Johnny Be Good Blu-ray Movie, Video Quality  4.0 of 5

At least Johnny Be Good looks, well, good. Olive Films' 1080p transfer may not go down as the best catalogue release of all time, but for a somewhat obscure little movie approaching three decades in age, the results are quite impressive. The image presents in a nicely filmic manner, retaining a light grain structure and yielding nicely rich and complex details. The picture is naturally sharp and precise, presenting faces and clothes -- football jerseys and heavy plaid sports coats in particular -- very well. Little bits around various locations -- from Johnny's modest home to a Texas-sized mansion -- look terrific, particularly nitty-gritty bits like brickwork and natural vegetation. Colors are bold and satisfying, too, with, again, the high school team's blue and yellow color scheme, loud plaid jackets, and leafy and grassy greens the standouts. Flesh tones aren't troublesome, and neither are black levels. Minor pops and speckling creep in at times, but other artifacts are largely absent. Though not a total standout, this appears to be a near best-case scenario short of a full, and costly, restoration.

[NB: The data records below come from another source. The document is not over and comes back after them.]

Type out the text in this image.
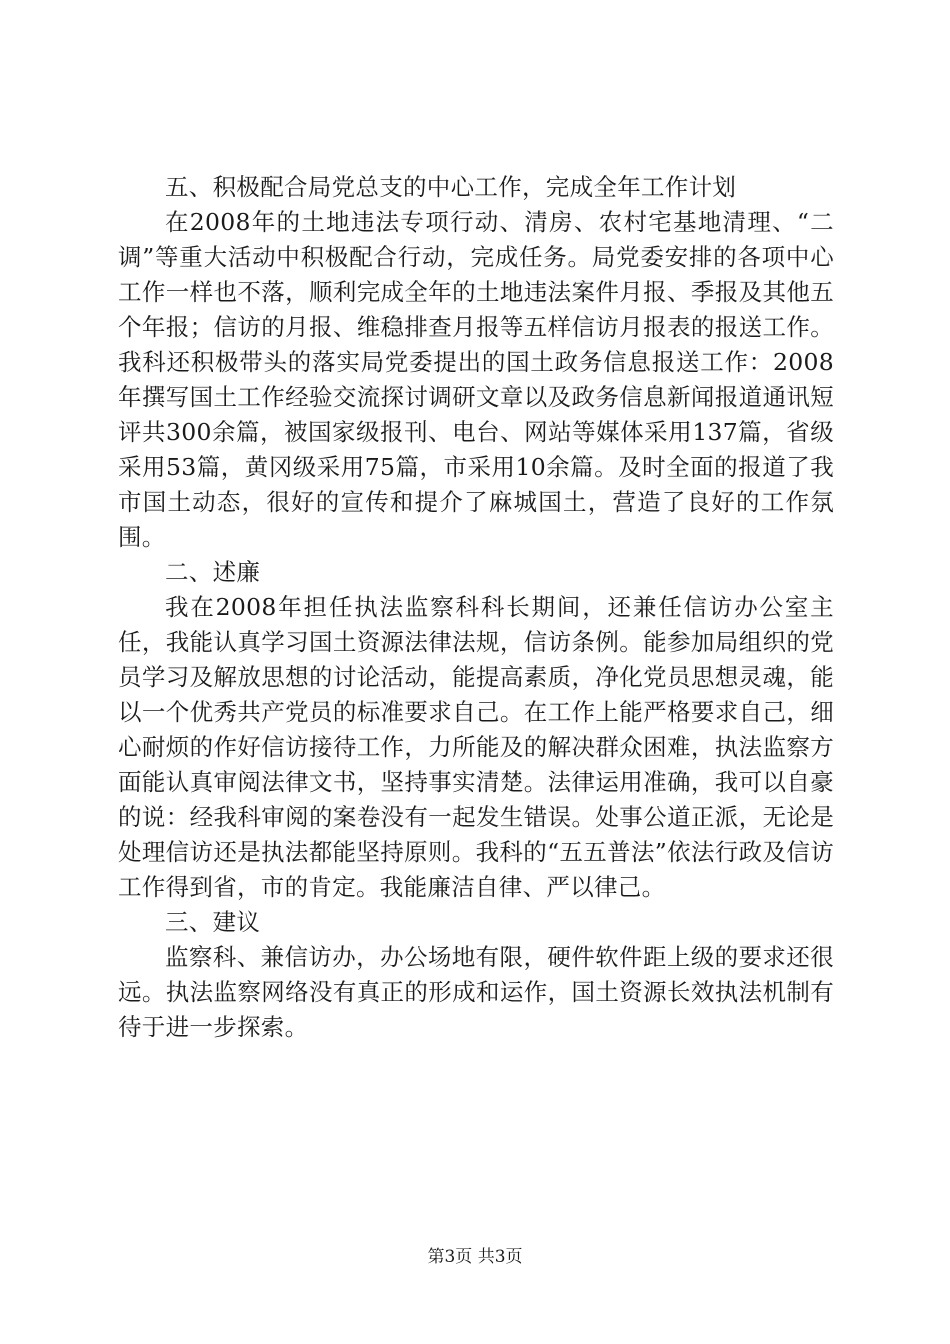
五、积极配合局党总支的中心工作，完成全年工作计划

在2008年的土地违法专项行动、清房、农村宅基地清理、“二调”等重大活动中积极配合行动，完成任务。局党委安排的各项中心工作一样也不落，顺利完成全年的土地违法案件月报、季报及其他五个年报；信访的月报、维稳排查月报等五样信访月报表的报送工作。我科还积极带头的落实局党委提出的国土政务信息报送工作：2008年撰写国土工作经验交流探讨调研文章以及政务信息新闻报道通讯短评共300余篇，被国家级报刊、电台、网站等媒体采用137篇，省级采用53篇，黄冈级采用75篇，市采用10余篇。及时全面的报道了我市国土动态，很好的宣传和提介了麻城国土，营造了良好的工作氛围。

二、述廉

我在2008年担任执法监察科科长期间，还兼任信访办公室主任，我能认真学习国土资源法律法规，信访条例。能参加局组织的党员学习及解放思想的讨论活动，能提高素质，净化党员思想灵魂，能以一个优秀共产党员的标准要求自己。在工作上能严格要求自己，细心耐烦的作好信访接待工作，力所能及的解决群众困难，执法监察方面能认真审阅法律文书，坚持事实清楚。法律运用准确，我可以自豪的说：经我科审阅的案卷没有一起发生错误。处事公道正派，无论是处理信访还是执法都能坚持原则。我科的“五五普法”依法行政及信访工作得到省，市的肯定。我能廉洁自律、严以律己。

三、建议

监察科、兼信访办，办公场地有限，硬件软件距上级的要求还很远。执法监察网络没有真正的形成和运作，国土资源长效执法机制有待于进一步探索。

第3页 共3页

Johnny Be Good Blu-ray Movie, Audio Quality  2.5 of 5

Johnny Be Good won't dazzle many fans with its lackluster DTS-HD Master Audio 2.0 lossless soundtrack. It's baseline satisfactory but hardly a recruit-worthy standout. There's some underlying scratchiness and hissing in some places, which proves bothersome but not scene-destroying. Musical definition is never all that great. It's a bit cramped, too, pushing towards the middle and never finding much breathing room. The film is largely dialogue intensive, however, and the spoken word does play with a generally good center-imaged placement and rather easy clarity.

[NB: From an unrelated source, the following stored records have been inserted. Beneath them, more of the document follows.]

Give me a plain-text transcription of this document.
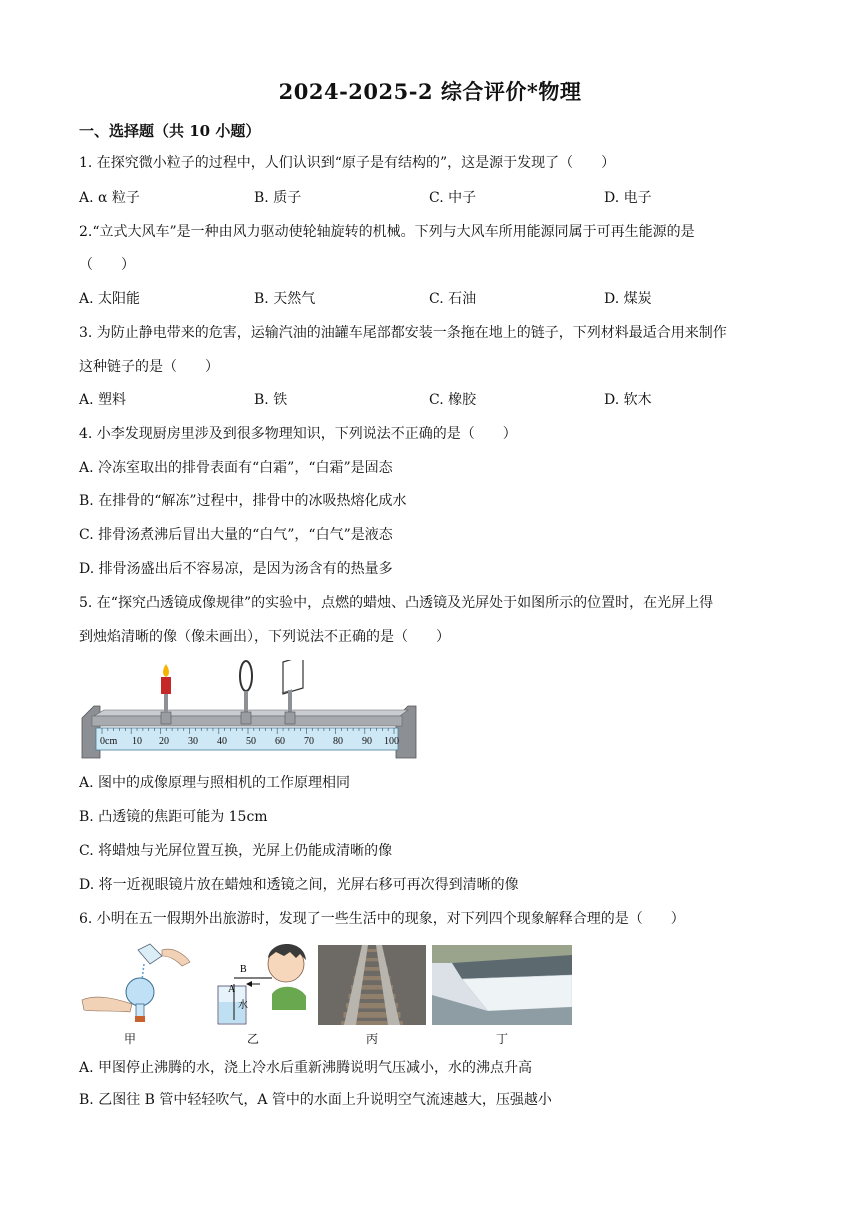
2024-2025-2 综合评价*物理
一、选择题（共 10 小题）
1. 在探究微小粒子的过程中，人们认识到“原子是有结构的”，这是源于发现了（　　）
A. α 粒子	B. 质子	C. 中子	D. 电子
2.“立式大风车”是一种由风力驱动使轮轴旋转的机械。下列与大风车所用能源同属于可再生能源的是
（　　）
A. 太阳能	B. 天然气	C. 石油	D. 煤炭
3. 为防止静电带来的危害，运输汽油的油罐车尾部都安装一条拖在地上的链子，下列材料最适合用来制作
这种链子的是（　　）
A. 塑料	B. 铁	C. 橡胶	D. 软木
4. 小李发现厨房里涉及到很多物理知识，下列说法不正确的是（　　）
A. 冷冻室取出的排骨表面有“白霜”，“白霜”是固态
B. 在排骨的“解冻”过程中，排骨中的冰吸热熔化成水
C. 排骨汤煮沸后冒出大量的“白气”，“白气”是液态
D. 排骨汤盛出后不容易凉，是因为汤含有的热量多
5. 在“探究凸透镜成像规律”的实验中，点燃的蜡烛、凸透镜及光屏处于如图所示的位置时，在光屏上得
到烛焰清晰的像（像未画出），下列说法不正确的是（　　）
0cm 10 20 30 40 50 60 70 80 90 100
A. 图中的成像原理与照相机的工作原理相同
B. 凸透镜的焦距可能为 15cm
C. 将蜡烛与光屏位置互换，光屏上仍能成清晰的像
D. 将一近视眼镜片放在蜡烛和透镜之间，光屏右移可再次得到清晰的像
6. 小明在五一假期外出旅游时，发现了一些生活中的现象，对下列四个现象解释合理的是（　　）
B
A
水
甲	乙	丙	丁
A. 甲图停止沸腾的水，浇上冷水后重新沸腾说明气压减小，水的沸点升高
B. 乙图往 B 管中轻轻吹气，A 管中的水面上升说明空气流速越大，压强越小
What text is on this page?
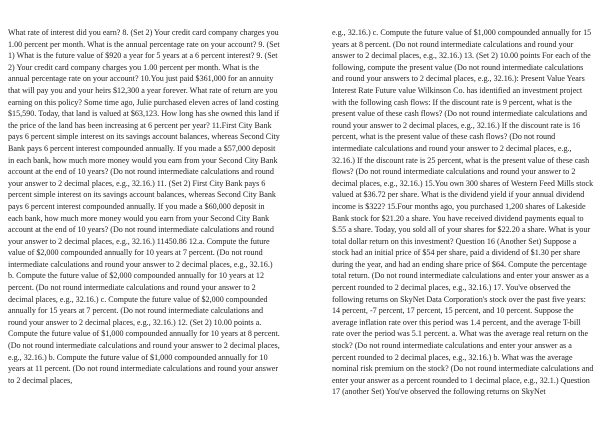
What rate of interest did you earn? 8. (Set 2) Your credit card company charges you 1.00 percent per month. What is the annual percentage rate on your account? 9. (Set 1) What is the future value of $920 a year for 5 years at a 6 percent interest? 9. (Set 2) Your credit card company charges you 1.00 percent per month. What is the annual percentage rate on your account? 10.You just paid $361,000 for an annuity that will pay you and your heirs $12,300 a year forever. What rate of return are you earning on this policy? Some time ago, Julie purchased eleven acres of land costing $15,590. Today, that land is valued at $63,123. How long has she owned this land if the price of the land has been increasing at 6 percent per year? 11.First City Bank pays 6 percent simple interest on its savings account balances, whereas Second City Bank pays 6 percent interest compounded annually. If you made a $57,000 deposit in each bank, how much more money would you earn from your Second City Bank account at the end of 10 years? (Do not round intermediate calculations and round your answer to 2 decimal places, e.g., 32.16.) 11. (Set 2) First City Bank pays 6 percent simple interest on its savings account balances, whereas Second City Bank pays 6 percent interest compounded annually. If you made a $60,000 deposit in each bank, how much more money would you earn from your Second City Bank account at the end of 10 years? (Do not round intermediate calculations and round your answer to 2 decimal places, e.g., 32.16.) 11450.86 12.a. Compute the future value of $2,000 compounded annually for 10 years at 7 percent. (Do not round intermediate calculations and round your answer to 2 decimal places, e.g., 32.16.) b. Compute the future value of $2,000 compounded annually for 10 years at 12 percent. (Do not round intermediate calculations and round your answer to 2 decimal places, e.g., 32.16.) c. Compute the future value of $2,000 compounded annually for 15 years at 7 percent. (Do not round intermediate calculations and round your answer to 2 decimal places, e.g., 32.16.) 12. (Set 2) 10.00 points a. Compute the future value of $1,000 compounded annually for 10 years at 8 percent. (Do not round intermediate calculations and round your answer to 2 decimal places, e.g., 32.16.) b. Compute the future value of $1,000 compounded annually for 10 years at 11 percent. (Do not round intermediate calculations and round your answer to 2 decimal places,

e.g., 32.16.) c. Compute the future value of $1,000 compounded annually for 15 years at 8 percent. (Do not round intermediate calculations and round your answer to 2 decimal places, e.g., 32.16.) 13. (Set 2) 10.00 points For each of the following, compute the present value (Do not round intermediate calculations and round your answers to 2 decimal places, e.g., 32.16.): Present Value Years Interest Rate Future value Wilkinson Co. has identified an investment project with the following cash flows: If the discount rate is 9 percent, what is the present value of these cash flows? (Do not round intermediate calculations and round your answer to 2 decimal places, e.g., 32.16.) If the discount rate is 16 percent, what is the present value of these cash flows? (Do not round intermediate calculations and round your answer to 2 decimal places, e.g., 32.16.) If the discount rate is 25 percent, what is the present value of these cash flows? (Do not round intermediate calculations and round your answer to 2 decimal places, e.g., 32.16.) 15.You own 300 shares of Western Feed Mills stock valued at $36.72 per share. What is the dividend yield if your annual dividend income is $322? 15.Four months ago, you purchased 1,200 shares of Lakeside Bank stock for $21.20 a share. You have received dividend payments equal to $.55 a share. Today, you sold all of your shares for $22.20 a share. What is your total dollar return on this investment? Question 16 (Another Set) Suppose a stock had an initial price of $54 per share, paid a dividend of $1.30 per share during the year, and had an ending share price of $64. Compute the percentage total return. (Do not round intermediate calculations and enter your answer as a percent rounded to 2 decimal places, e.g., 32.16.) 17. You've observed the following returns on SkyNet Data Corporation's stock over the past five years: 14 percent, -7 percent, 17 percent, 15 percent, and 10 percent. Suppose the average inflation rate over this period was 1.4 percent, and the average T-bill rate over the period was 5.1 percent. a. What was the average real return on the stock? (Do not round intermediate calculations and enter your answer as a percent rounded to 2 decimal places, e.g., 32.16.) b. What was the average nominal risk premium on the stock? (Do not round intermediate calculations and enter your answer as a percent rounded to 1 decimal place, e.g., 32.1.) Question 17 (another Set) You've observed the following returns on SkyNet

Johnny Be Good Blu-ray Movie, Special Features and Extras  n/a of 5

This Blu-ray release of Johnny Be Good contains no bonus content. The main menu only offers selections for "Play" and "Chapters."

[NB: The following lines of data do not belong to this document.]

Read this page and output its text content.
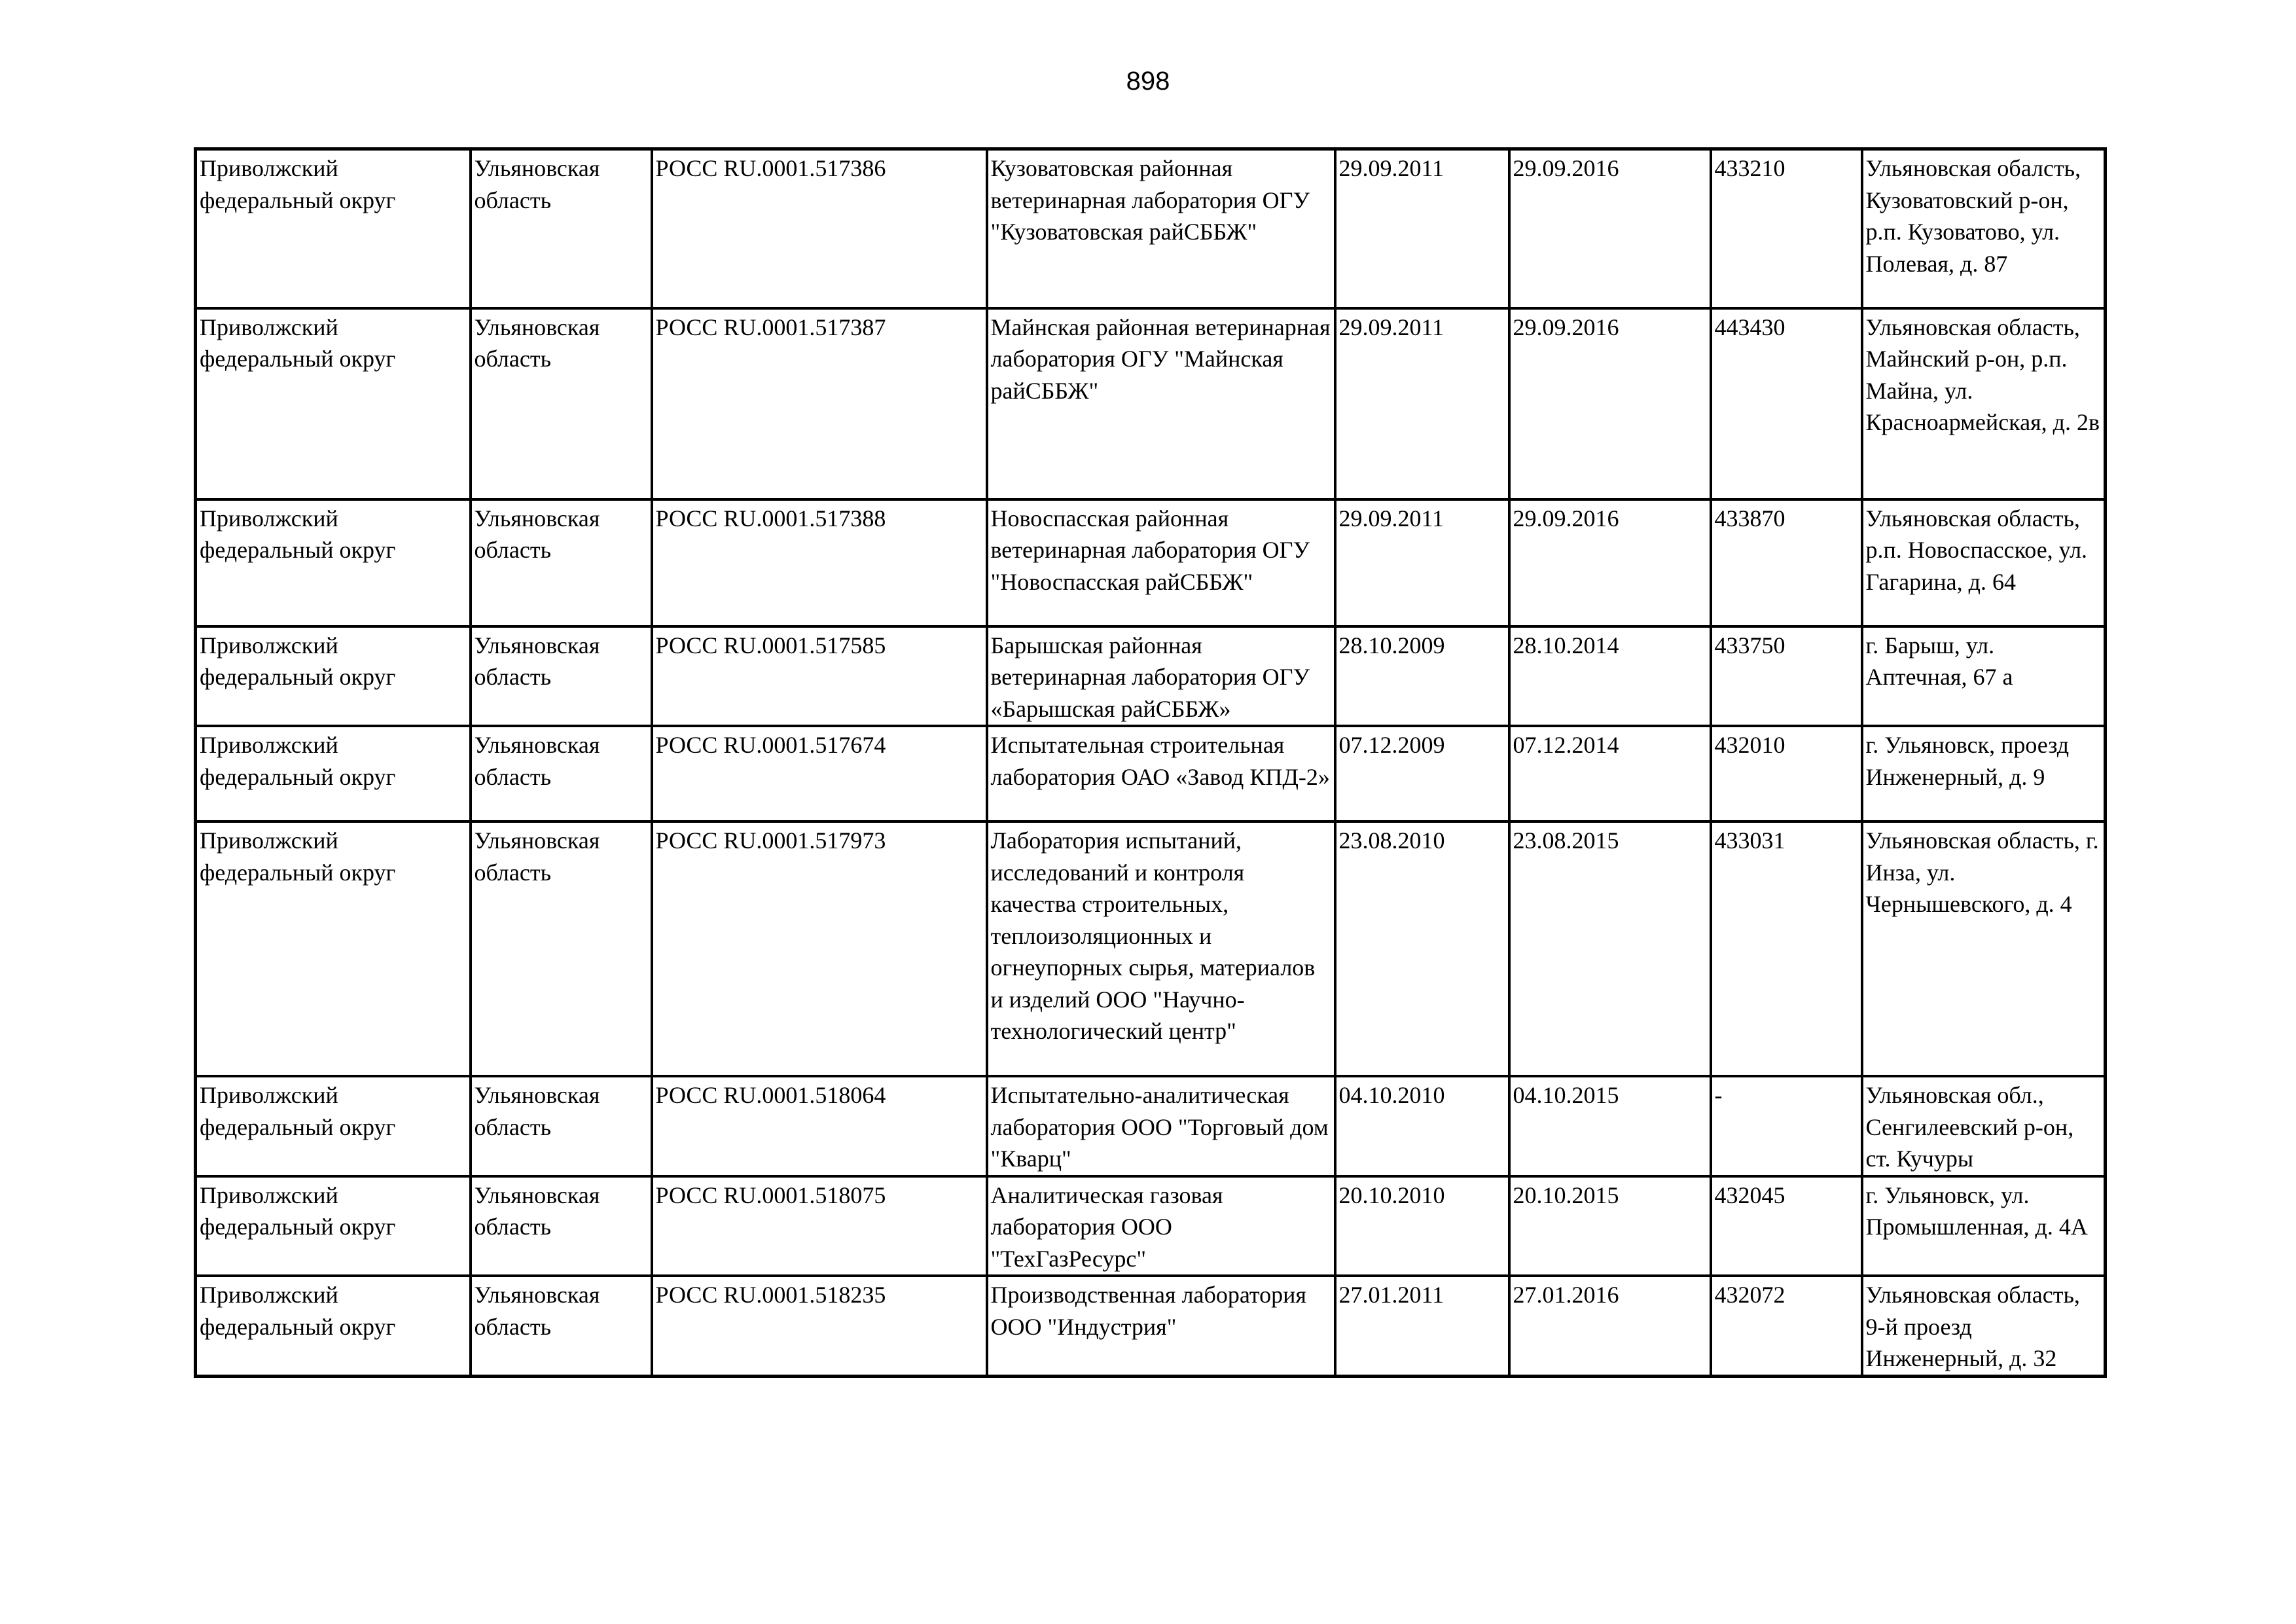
898
Приволжский федеральный округ	Ульяновская область	РОСС RU.0001.517386	Кузоватовская районная ветеринарная лаборатория ОГУ "Кузоватовская райСББЖ"	29.09.2011	29.09.2016	433210	Ульяновская обалсть, Кузоватовский р-он, р.п. Кузоватово, ул. Полевая, д. 87
Приволжский федеральный округ	Ульяновская область	РОСС RU.0001.517387	Майнская районная ветеринарная лаборатория ОГУ "Майнская райСББЖ"	29.09.2011	29.09.2016	443430	Ульяновская область, Майнский р-он, р.п. Майна, ул. Красноармейская, д. 2в
Приволжский федеральный округ	Ульяновская область	РОСС RU.0001.517388	Новоспасская районная ветеринарная лаборатория ОГУ "Новоспасская райСББЖ"	29.09.2011	29.09.2016	433870	Ульяновская область, р.п. Новоспасское, ул. Гагарина, д. 64
Приволжский федеральный округ	Ульяновская область	РОСС RU.0001.517585	Барышская районная ветеринарная лаборатория ОГУ «Барышская райСББЖ»	28.10.2009	28.10.2014	433750	г. Барыш, ул. Аптечная, 67 а
Приволжский федеральный округ	Ульяновская область	РОСС RU.0001.517674	Испытательная строительная лаборатория ОАО «Завод КПД-2»	07.12.2009	07.12.2014	432010	г. Ульяновск, проезд Инженерный, д. 9
Приволжский федеральный округ	Ульяновская область	РОСС RU.0001.517973	Лаборатория испытаний, исследований и контроля качества строительных, теплоизоляционных и огнеупорных сырья, материалов и изделий ООО "Научно-технологический центр"	23.08.2010	23.08.2015	433031	Ульяновская область, г. Инза, ул. Чернышевского, д. 4
Приволжский федеральный округ	Ульяновская область	РОСС RU.0001.518064	Испытательно-аналитическая лаборатория ООО "Торговый дом "Кварц"	04.10.2010	04.10.2015	-	Ульяновская обл., Сенгилеевский р-он, ст. Кучуры
Приволжский федеральный округ	Ульяновская область	РОСС RU.0001.518075	Аналитическая газовая лаборатория ООО "ТехГазРесурс"	20.10.2010	20.10.2015	432045	г. Ульяновск, ул. Промышленная, д. 4А
Приволжский федеральный округ	Ульяновская область	РОСС RU.0001.518235	Производственная лаборатория ООО "Индустрия"	27.01.2011	27.01.2016	432072	Ульяновская область, 9-й проезд Инженерный, д. 32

Johnny Be Good Blu-ray Movie, Overall Score and Recommendation  2.0 of 5

Just watch He Got Game instead. Johnny Be Good is a shell of that movie. It's a film that could have been so much more but proves to be a mind-boggling, aimless picture that's neither dramatically satisfying nor all that humorous, at least not consistently so. Characters are shallow, the film plays with poor pacing, and audiences are left always waiting for it have something to show for its efforts. It's not the worst thing in the world -- it's technically sound, at least -- but it's just oh-so-disappointing and pointless. Olive Films' Blu-ray release of Johnny Be Good features solid video and passable audio. No extras are included. Skip it.